1 – Et l’Homme créa le "subprime"
Ces prêts à taux variables, les fameux "subprimes", sont ensuite revendus à des fonds d’investissement. Les crédits sont ensuite disséqués par les financiers, et intégrés par "petits morceaux" dans des paquets financiers, qui incluent également d’autres actifs de crédits moins risqués.
Si l’on schématise, un paquet financier type ressemble à un carton d’emballage. Le contenu de ce carton, les actifs de crédits, est divisé en trois catégories. Les actifs à bas risques, qui rapportent peu mais sont très sûrs, occupent le gros du volume du carton. Viennent ensuite des crédits plus risqués, qui sont également financièrement plus intéressants. Enfin, dans le peu d’espace restant dans le carton, les ingénieurs financiers placent une petite portion de crédits à très haut risque, dont font partie les "subprimes". En fonction de la place accordée à ces produits financiers dans les paquets, les agences de notations les "étiquettent" par rapport au potentiel risque qu’ils contiennent.
A partir de fin 2006, les ménages qui avaient souscrits aux "subprimes" sont victimes de la brutale augmentation des taux d’emprunts et ne peuvent plus rembourser leurs banques.
Leurs maisons sont alors saisies pour être revendues. Mais le marché immobilier américain, rapidement inondé par la quantité de l’offre et face au peu de demandes, s’effondre.
Première conséquence : les fonds qui avaient massivement investit dans les "subprimes" se retrouvent pris au piège. En juillet 2007, deux fonds de la banque d’investissement Bear Stearns ferment.
C’est le début d’une réaction en chaîne qui va toucher des banques dans le monde entier. NorthernRock, établissement spécialisé dans le crédit immobilier au Royaume-Uni, sera nationalisé en février 2008, faute de repreneur, après que les images des longues files d’épargnants venus retirer leur argent en catastrophe aient fait le tour du monde.
En France, BNP-Paribas est obligé de fermer plusieurs de ses fonds. La Société Générale, en plein affaire Kerviel, annonce une dépréciation de 2 milliards d’euros suite à la crise des "subprimes".
Pour bien saisir l’effet domino qui se propage dans les places boursières, il faut comprendre que les sommes d’argent qui sont misées chaque jour par les banques sont plus importantes que la valeur réelle de leurs actifs. Le vieil adage "on ne prête qu’aux riches" prend ici toute sa signification. Une banque qui annonce de bons résultats inspire la confiance des investisseurs, et on lui confie de l’argent. Les banques se prêtent donc de l’argent entre elles, et remettent ces sommes en circulation sur les marchés financiers.
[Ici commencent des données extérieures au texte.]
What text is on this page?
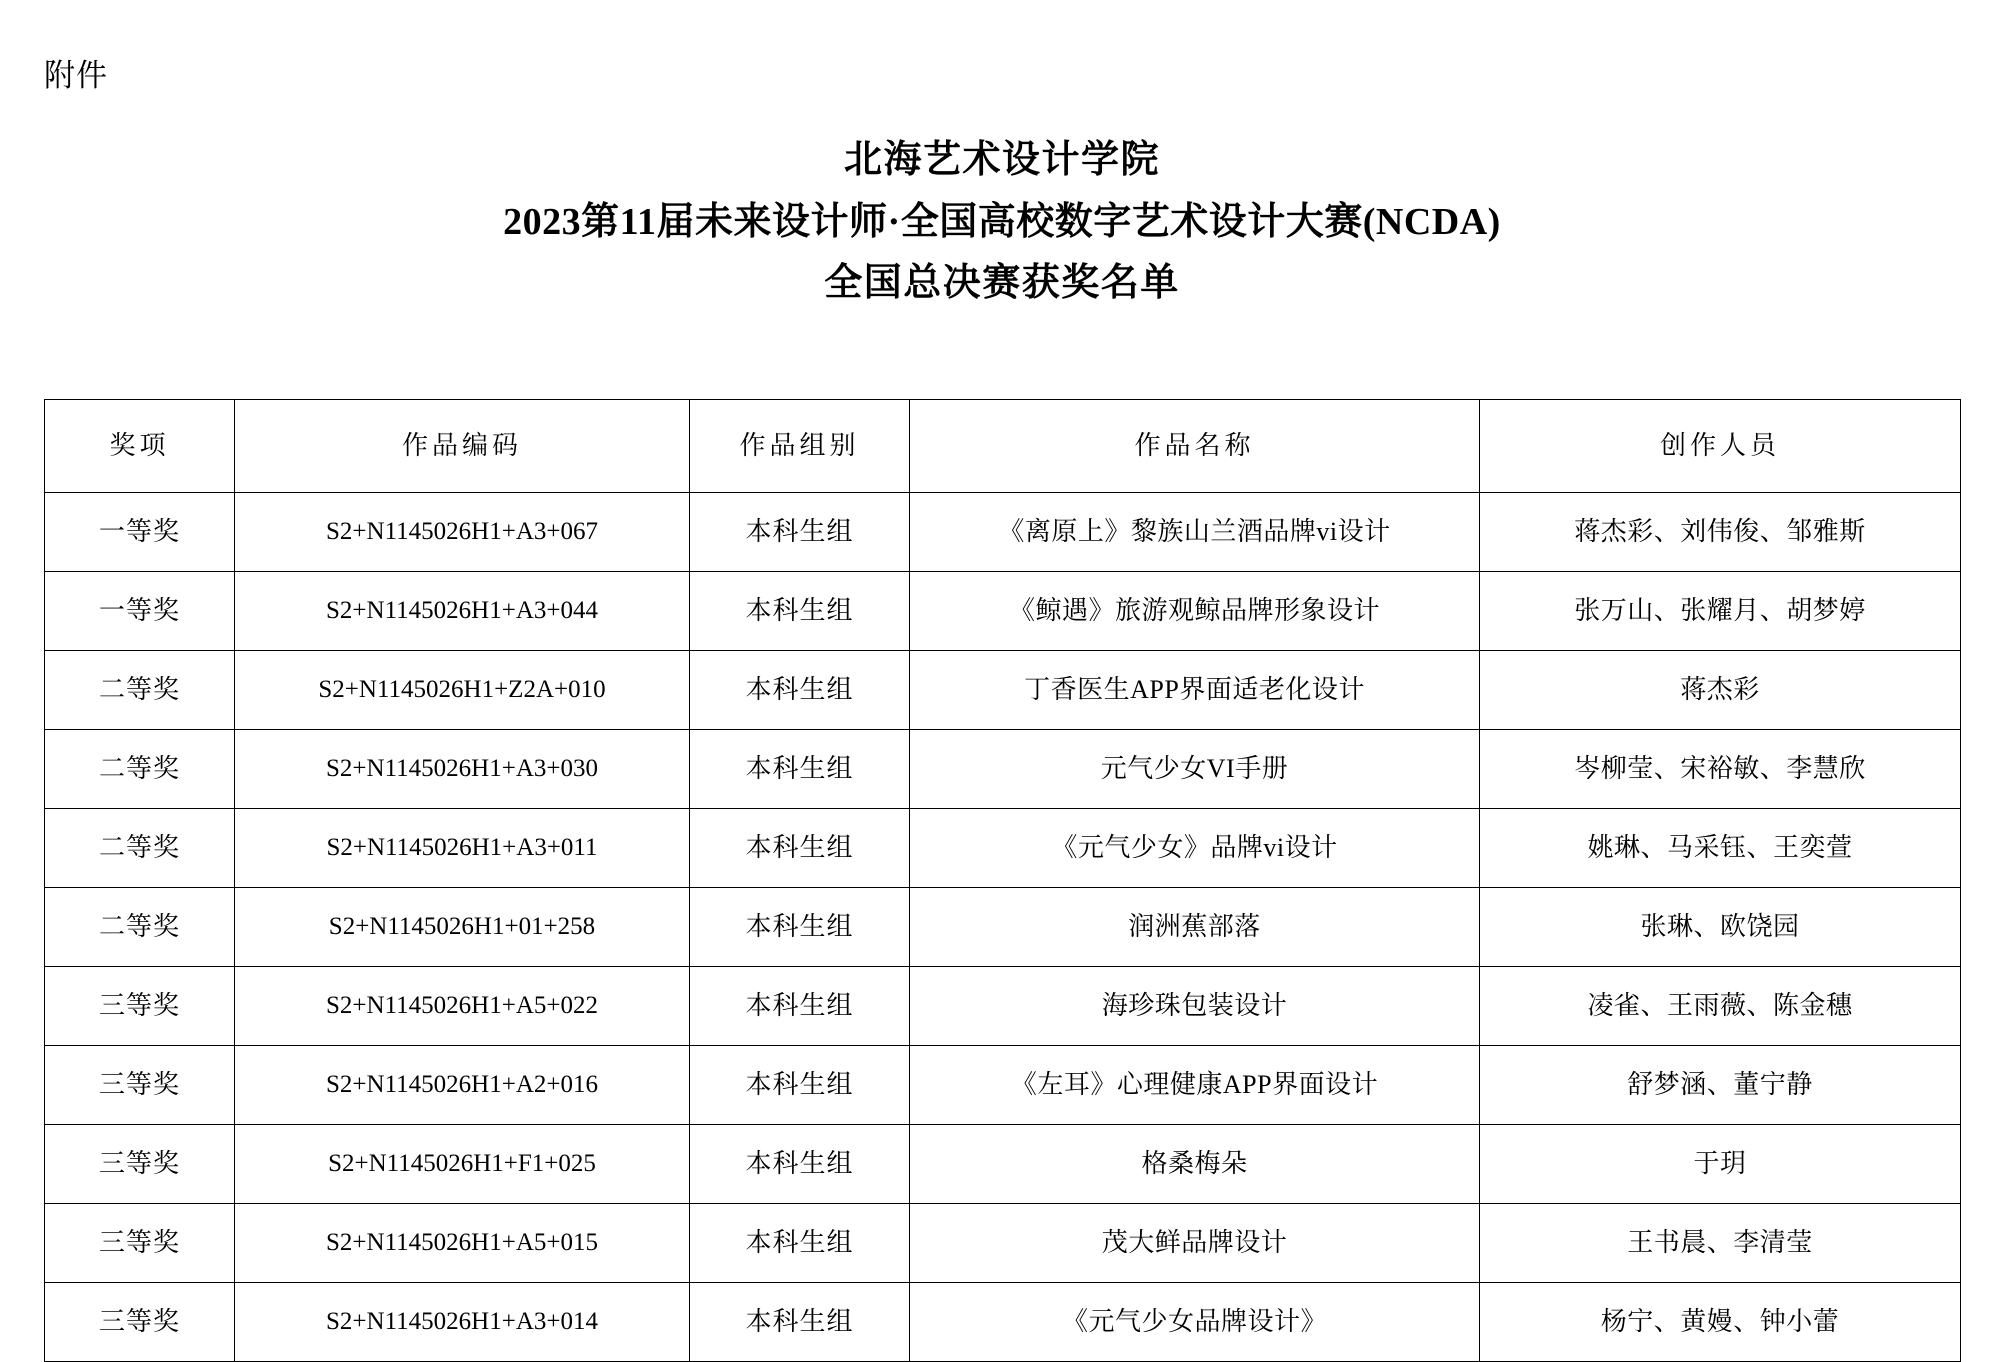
附件
北海艺术设计学院
2023第11届未来设计师·全国高校数字艺术设计大赛(NCDA)
全国总决赛获奖名单
奖项	作品编码	作品组别	作品名称	创作人员
一等奖	S2+N1145026H1+A3+067	本科生组	《离原上》黎族山兰酒品牌vi设计	蒋杰彩、刘伟俊、邹雅斯
一等奖	S2+N1145026H1+A3+044	本科生组	《鲸遇》旅游观鲸品牌形象设计	张万山、张耀月、胡梦婷
二等奖	S2+N1145026H1+Z2A+010	本科生组	丁香医生APP界面适老化设计	蒋杰彩
二等奖	S2+N1145026H1+A3+030	本科生组	元气少女VI手册	岑柳莹、宋裕敏、李慧欣
二等奖	S2+N1145026H1+A3+011	本科生组	《元气少女》品牌vi设计	姚琳、马采钰、王奕萱
二等奖	S2+N1145026H1+01+258	本科生组	润洲蕉部落	张琳、欧饶园
三等奖	S2+N1145026H1+A5+022	本科生组	海珍珠包装设计	凌雀、王雨薇、陈金穗
三等奖	S2+N1145026H1+A2+016	本科生组	《左耳》心理健康APP界面设计	舒梦涵、董宁静
三等奖	S2+N1145026H1+F1+025	本科生组	格桑梅朵	于玥
三等奖	S2+N1145026H1+A5+015	本科生组	茂大鲜品牌设计	王书晨、李清莹
三等奖	S2+N1145026H1+A3+014	本科生组	《元气少女品牌设计》	杨宁、黄嫚、钟小蕾
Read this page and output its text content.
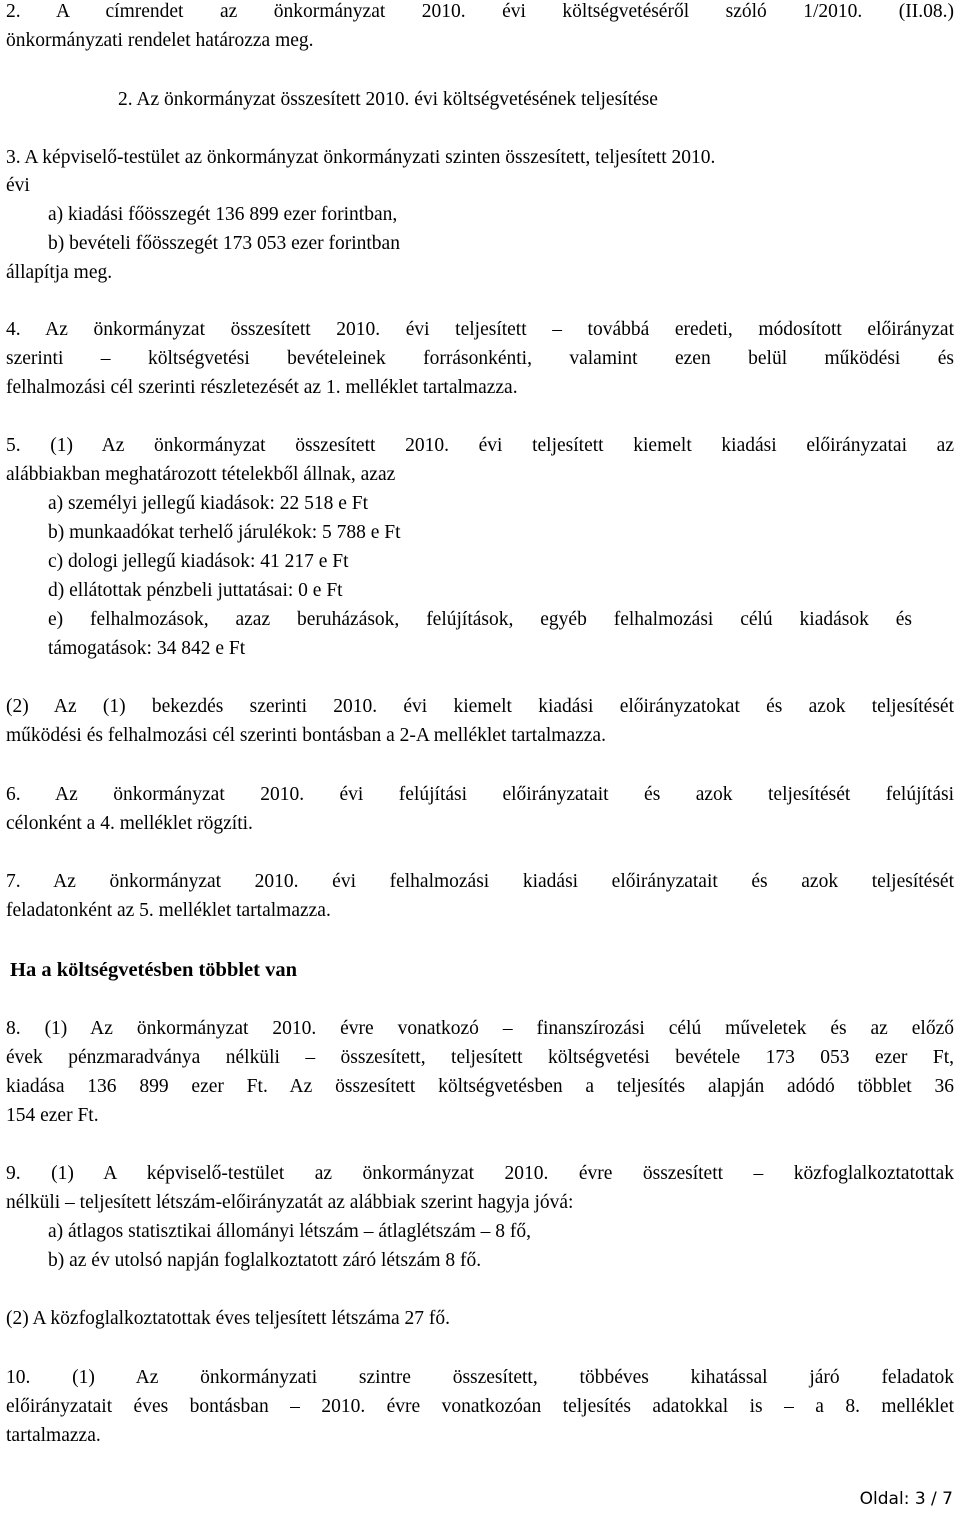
2. A címrendet az önkormányzat 2010. évi költségvetéséről szóló 1/2010. (II.08.)
önkormányzati rendelet határozza meg.
2. Az önkormányzat összesített 2010. évi költségvetésének teljesítése
3. A képviselő-testület az önkormányzat önkormányzati szinten összesített, teljesített 2010.
évi
a) kiadási főösszegét 136 899 ezer forintban,
b) bevételi főösszegét 173 053 ezer forintban
állapítja meg.
4. Az önkormányzat összesített 2010. évi teljesített – továbbá eredeti, módosított előirányzat
szerinti – költségvetési bevételeinek forrásonkénti, valamint ezen belül működési és
felhalmozási cél szerinti részletezését az 1. melléklet tartalmazza.
5. (1) Az önkormányzat összesített 2010. évi teljesített kiemelt kiadási előirányzatai az
alábbiakban meghatározott tételekből állnak, azaz
a) személyi jellegű kiadások: 22 518 e Ft
b) munkaadókat terhelő járulékok: 5 788 e Ft
c) dologi jellegű kiadások: 41 217 e Ft
d) ellátottak pénzbeli juttatásai: 0 e Ft
e) felhalmozások, azaz beruházások, felújítások, egyéb felhalmozási célú kiadások és
támogatások: 34 842 e Ft
(2) Az (1) bekezdés szerinti 2010. évi kiemelt kiadási előirányzatokat és azok teljesítését
működési és felhalmozási cél szerinti bontásban a 2-A melléklet tartalmazza.
6. Az önkormányzat 2010. évi felújítási előirányzatait és azok teljesítését felújítási
célonként a 4. melléklet rögzíti.
7. Az önkormányzat 2010. évi felhalmozási kiadási előirányzatait és azok teljesítését
feladatonként az 5. melléklet tartalmazza.
Ha a költségvetésben többlet van
8. (1) Az önkormányzat 2010. évre vonatkozó – finanszírozási célú műveletek és az előző
évek pénzmaradványa nélküli – összesített, teljesített költségvetési bevétele 173 053 ezer Ft,
kiadása 136 899 ezer Ft. Az összesített költségvetésben a teljesítés alapján adódó többlet 36
154 ezer Ft.
9. (1) A képviselő-testület az önkormányzat 2010. évre összesített – közfoglalkoztatottak
nélküli – teljesített létszám-előirányzatát az alábbiak szerint hagyja jóvá:
a) átlagos statisztikai állományi létszám – átlaglétszám – 8 fő,
b) az év utolsó napján foglalkoztatott záró létszám 8 fő.
(2) A közfoglalkoztatottak éves teljesített létszáma 27 fő.
10. (1) Az önkormányzati szintre összesített, többéves kihatással járó feladatok
előirányzatait éves bontásban – 2010. évre vonatkozóan teljesítés adatokkal is – a 8. melléklet
tartalmazza.
Oldal: 3 / 7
Avec le début de la crise immobilière aux Etats-Unis, les banques, qui possèdent toutes plus ou moins de titres impliquant des "subprimes", engagent une véritable partie de poker. Chacune sait combien de titres "chauds" elle possède, mais ignore le contenu du portfolio de sa voisine. Jouant la carte de la sécurité, elles évitent de prêter à leurs consœurs, ou alors à des taux très élevés. Nombre d’établissements qui dépendent de ces prêts interbancaires se retrouvent alors fragilisés.
En Asie, l’affolement d’une trentaine de banques, qui avaient prêté de l’argent à Lehman Brothers, s’est répercuté sur les marchés. Au Royaume-Uni, c’est HBOS, l’une des plus grande banque britannique, qui a été fusionnée de force jeudi avec sa concurrente, la Lloyds TSB, avec la bénédiction du gouvernement Brown.
Pour faire face à cette crise, les banques centrales des différents pays n’ont que deux mesures à leur disposition. Changer leur taux directeur et/ou injecter de l’argent dans les établissements en difficulté (nationalisation) ou aux banques qui rachètent leurs consœurs en faillite.
Mais pour éviter de sombrer dans un chaos total, la Fed a été obligée d’aller plus loin. En moins de deux semaines, le gouvernement américain a dû nationaliser pas moins de trois géants de la finance, un comble pour une économie qui prône l’ultralibéralisme.
Si les interventions des banques centrales américaine, européenne et japonaise à coup de milliards de dollars, ont permis une accalmie au moins momentanée des marchés, elles n’offrent pas de solution à long terme. Et nombre d’acteurs financiers plaident pour l’instauration de nouveaux garde-fous qui puissent assainir le système financier.
Le chômage ne menace pas seulement le monde de la finance. L’économiste Alessandro Giraudo, auteur de "Mythes et Légendes économiques", interrogé sur FRANCE 24, estime que la crise actuelle "va forcer les acteurs de l’économie à ralentir leur activité et à prendre moins de risques".